Researchers synthesize room temperature superconducting material

Friday, October 16th, 2020

When I heard that a team from the University of Rochester had synthesized a room-temperature superconductor, I was not expecting this footnote:

The carbonaceous sulfur hydride exhibited superconductivity at about 58 degrees Fahrenheit and a pressure of about 39 million psi.

Dias’s lab at Rochester used hydrogen-rich materials that metalize at lower pressures than pure hydrogen, producing picoliters of superconductor in a diamond anvil cell:

First the lab combined yttrium and hydrogen. The resulting yttrium superhydride exhibited superconductivity at what was then a record high temperature of about 12 degrees Fahrenheit and a pressure of about 26 million pounds per square inch.

Next the lab explored covalent hydrogen-rich organic-derived materials.

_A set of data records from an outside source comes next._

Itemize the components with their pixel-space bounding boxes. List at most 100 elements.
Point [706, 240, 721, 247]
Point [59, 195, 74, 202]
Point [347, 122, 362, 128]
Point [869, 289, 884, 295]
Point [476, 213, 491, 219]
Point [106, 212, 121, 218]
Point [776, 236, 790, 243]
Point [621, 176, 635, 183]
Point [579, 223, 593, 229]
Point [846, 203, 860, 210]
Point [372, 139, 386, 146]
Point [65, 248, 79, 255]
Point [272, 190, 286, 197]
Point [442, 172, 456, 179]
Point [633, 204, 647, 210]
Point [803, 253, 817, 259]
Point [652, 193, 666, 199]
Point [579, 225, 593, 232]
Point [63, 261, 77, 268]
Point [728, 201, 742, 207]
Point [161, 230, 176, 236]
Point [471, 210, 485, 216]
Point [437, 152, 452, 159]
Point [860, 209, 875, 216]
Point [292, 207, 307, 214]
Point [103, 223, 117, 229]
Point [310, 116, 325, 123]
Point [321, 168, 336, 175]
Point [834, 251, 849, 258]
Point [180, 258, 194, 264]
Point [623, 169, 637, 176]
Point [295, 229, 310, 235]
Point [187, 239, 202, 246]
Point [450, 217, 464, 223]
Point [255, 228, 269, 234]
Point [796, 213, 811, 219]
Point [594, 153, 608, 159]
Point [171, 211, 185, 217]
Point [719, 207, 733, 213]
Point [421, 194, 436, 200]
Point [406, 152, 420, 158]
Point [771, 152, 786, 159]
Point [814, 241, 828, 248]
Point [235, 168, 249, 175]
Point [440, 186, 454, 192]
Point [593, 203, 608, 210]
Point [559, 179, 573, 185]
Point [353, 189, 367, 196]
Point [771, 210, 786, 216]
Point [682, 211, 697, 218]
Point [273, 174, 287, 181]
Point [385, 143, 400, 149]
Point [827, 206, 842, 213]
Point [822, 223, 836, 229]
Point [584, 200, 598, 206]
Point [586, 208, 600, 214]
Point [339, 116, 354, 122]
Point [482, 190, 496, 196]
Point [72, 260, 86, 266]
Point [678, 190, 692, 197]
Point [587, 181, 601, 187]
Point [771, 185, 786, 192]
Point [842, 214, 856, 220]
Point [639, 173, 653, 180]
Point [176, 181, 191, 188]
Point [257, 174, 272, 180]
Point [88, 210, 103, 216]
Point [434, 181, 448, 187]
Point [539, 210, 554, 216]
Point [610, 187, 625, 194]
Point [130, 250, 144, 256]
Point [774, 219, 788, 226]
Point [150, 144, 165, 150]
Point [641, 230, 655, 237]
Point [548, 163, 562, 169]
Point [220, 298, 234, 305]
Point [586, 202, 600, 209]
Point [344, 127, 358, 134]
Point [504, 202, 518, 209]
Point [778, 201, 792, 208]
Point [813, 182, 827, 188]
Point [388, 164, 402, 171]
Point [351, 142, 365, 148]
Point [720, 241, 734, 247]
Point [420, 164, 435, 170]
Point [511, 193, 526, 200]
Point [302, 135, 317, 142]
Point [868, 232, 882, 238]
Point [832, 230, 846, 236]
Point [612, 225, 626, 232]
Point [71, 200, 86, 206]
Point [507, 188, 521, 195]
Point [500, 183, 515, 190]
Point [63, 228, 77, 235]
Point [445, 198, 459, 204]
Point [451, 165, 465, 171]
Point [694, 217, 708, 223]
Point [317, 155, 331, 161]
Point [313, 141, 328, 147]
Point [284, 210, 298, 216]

This work resulted in the carbonaceous sulfur hydride. “This presence of carbon is of tantamount importance here,” the researchers report. Further “compositional tuning” of this combination of elements may be the key to achieving superconductivity at even higher temperatures, they add.


  1. Bob Sykes says:

    39 million psi. Is that gauge or absolute?

  2. Gavin Longmuir says:

    One would think University guys would know better than to mention “carbon” in their press release. Try getting a grant after that!

    Every degree-holding woke government/foundation punter knows that “carbon” is evil and causes the global temperature to soar and kills every carbon-free living creature.